Jaenimonas drosophilae

Scientific classification
- Domain: Eukaryota
- Clade: Discoba
- Phylum: Euglenozoa
- Class: Kinetoplastea
- Order: Trypanosomatida
- Family: Trypanosomatidae
- Genus: Jaenimonas
- Species: J. drosophilae
- Binomial name: Jaenimonas drosophilae Hamilton et al. (2015)

= Jaenimonas drosophilae =

- Authority: Hamilton et al. (2015)

Species of protist

Jaenimonas drosophilae is a trypanosomatid parasite of mushroom-feeding flies, first characterized in Drosophila neotestacea and Drosophila falleni.
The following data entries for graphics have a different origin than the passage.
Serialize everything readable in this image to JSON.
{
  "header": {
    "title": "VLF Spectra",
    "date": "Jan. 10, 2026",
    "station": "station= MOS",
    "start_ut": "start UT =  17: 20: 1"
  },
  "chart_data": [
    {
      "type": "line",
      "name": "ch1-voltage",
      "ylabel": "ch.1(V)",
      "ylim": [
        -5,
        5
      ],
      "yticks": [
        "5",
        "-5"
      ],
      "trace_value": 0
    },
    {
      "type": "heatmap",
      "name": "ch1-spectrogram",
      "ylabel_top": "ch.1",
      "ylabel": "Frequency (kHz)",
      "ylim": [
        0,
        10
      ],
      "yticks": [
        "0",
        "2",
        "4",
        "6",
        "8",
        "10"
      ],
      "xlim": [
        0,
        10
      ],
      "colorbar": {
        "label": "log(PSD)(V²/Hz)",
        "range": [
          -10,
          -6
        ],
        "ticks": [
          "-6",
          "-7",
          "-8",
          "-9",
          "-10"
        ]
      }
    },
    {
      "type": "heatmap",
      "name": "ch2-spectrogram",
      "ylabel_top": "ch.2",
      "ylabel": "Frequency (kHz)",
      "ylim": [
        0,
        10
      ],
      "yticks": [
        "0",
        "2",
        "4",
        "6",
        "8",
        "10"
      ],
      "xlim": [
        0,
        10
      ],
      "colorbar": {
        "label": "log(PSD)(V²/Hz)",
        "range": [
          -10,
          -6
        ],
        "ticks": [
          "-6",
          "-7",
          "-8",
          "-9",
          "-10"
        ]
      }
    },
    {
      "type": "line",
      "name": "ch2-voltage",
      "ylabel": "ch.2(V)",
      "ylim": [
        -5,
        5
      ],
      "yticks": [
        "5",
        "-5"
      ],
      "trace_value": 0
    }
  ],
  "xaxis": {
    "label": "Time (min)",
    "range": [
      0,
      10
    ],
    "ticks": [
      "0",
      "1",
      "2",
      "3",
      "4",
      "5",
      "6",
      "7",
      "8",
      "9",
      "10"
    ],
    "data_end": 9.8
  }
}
Jaenimonas takes up residence in the gut of the fly, and infection leads to reduced fecundity of its fly host. The species is named for John Jaenike, a prominent ecologist and evolutionary biologist whose work on mushroom-feeding flies laid the foundation for studies on mycophagous Drosophila.

Of note, Jaenimonas is the only identified trypanosomatid parasite of a Drosophila species, and can facilitate study of insect-trypanosome infection dynamics; Drosophila have powerful genetic tools, and many trypanosomes are vectored by insects and are responsible for diseases such as African sleeping sickness, Chagas disease, and Leishmaniasis. Additionally, Crithidia trypanosomes are important parasites of Bumblebees implicated in colony collapse disorder.